Word Search & Redaction

The Glasswall Embedded Engine provides a pattern matching capability in the following file formats:

  • Microsoft Binary Office
  • Office Open XML
  • ASCII and UTF-8 plain text (when enable_text_support is specified true under sysConfig)

The search strings are configured via a policy file, where they can be specified as either a text item or a regex item:

  • Text - Match only distinct words or numbers. Words and numbers are considered distinct if the character immediately preceding or succeeding the match is not a letter or digit respectively, meaning or will not produce a match when found in "ore", "word" or "door".
  • Regex - Match anywhere the regular expression pattern is found. This includes matches within distinct words or numbers, e.g. a regular expression of r[aeiou]+ will match the "re" in "regular", "expression" and "anywhere".
    • Word Search does not support regular expression assertions. Regular expression containing ^ or $ will return matches found anywhere in the file and regular expressions containing a lookaround will not return any matches.

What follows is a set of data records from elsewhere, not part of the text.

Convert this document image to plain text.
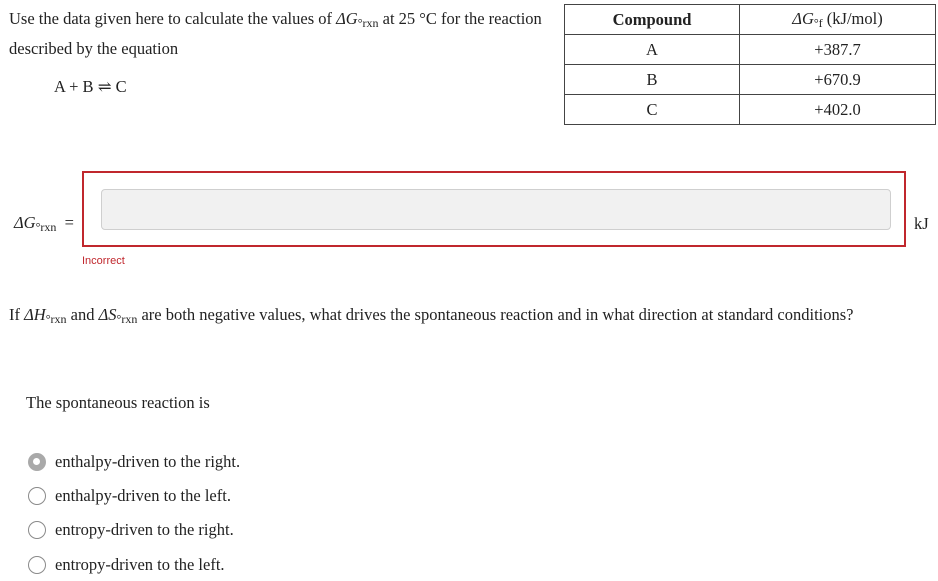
Use the data given here to calculate the values of $\Delta G_{^\circ rxn}$ at 25 °C for the reaction described by the equation
A + B ⇌ C
Compound	$\Delta G_{^\circ f}$ (kJ/mol)
A	+387.7
B	+670.9
C	+402.0
$\Delta G_{^\circ rxn}$ =	kJ
Incorrect
If $\Delta H_{^\circ rxn}$ and $\Delta S_{^\circ rxn}$ are both negative values, what drives the spontaneous reaction and in what direction at standard conditions?
The spontaneous reaction is
enthalpy-driven to the right.
enthalpy-driven to the left.
entropy-driven to the right.
entropy-driven to the left.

For every pattern matched, the following actions (textSetting) can be taken:

  • Allow - Produce an XML analysis report specifying the number of matching strings within the file and their location
  • Disallow - Report all matches and do not regenerate the input file if any are found
  • Redact - Report matches and regenerate the input file with all instances replaced with a character specified in the policy file with replacementChar. This action is only available for Microsoft Binary Office and Office Open XML files.
  • Require - Report all matches and do not regenerate the input file unless at least one match is found. This action is only available for plain text files, and at least one must be specified.

The APIs for Word Search support string, character based, and regular expression matching. See Word Search Library for Word Search API documentation.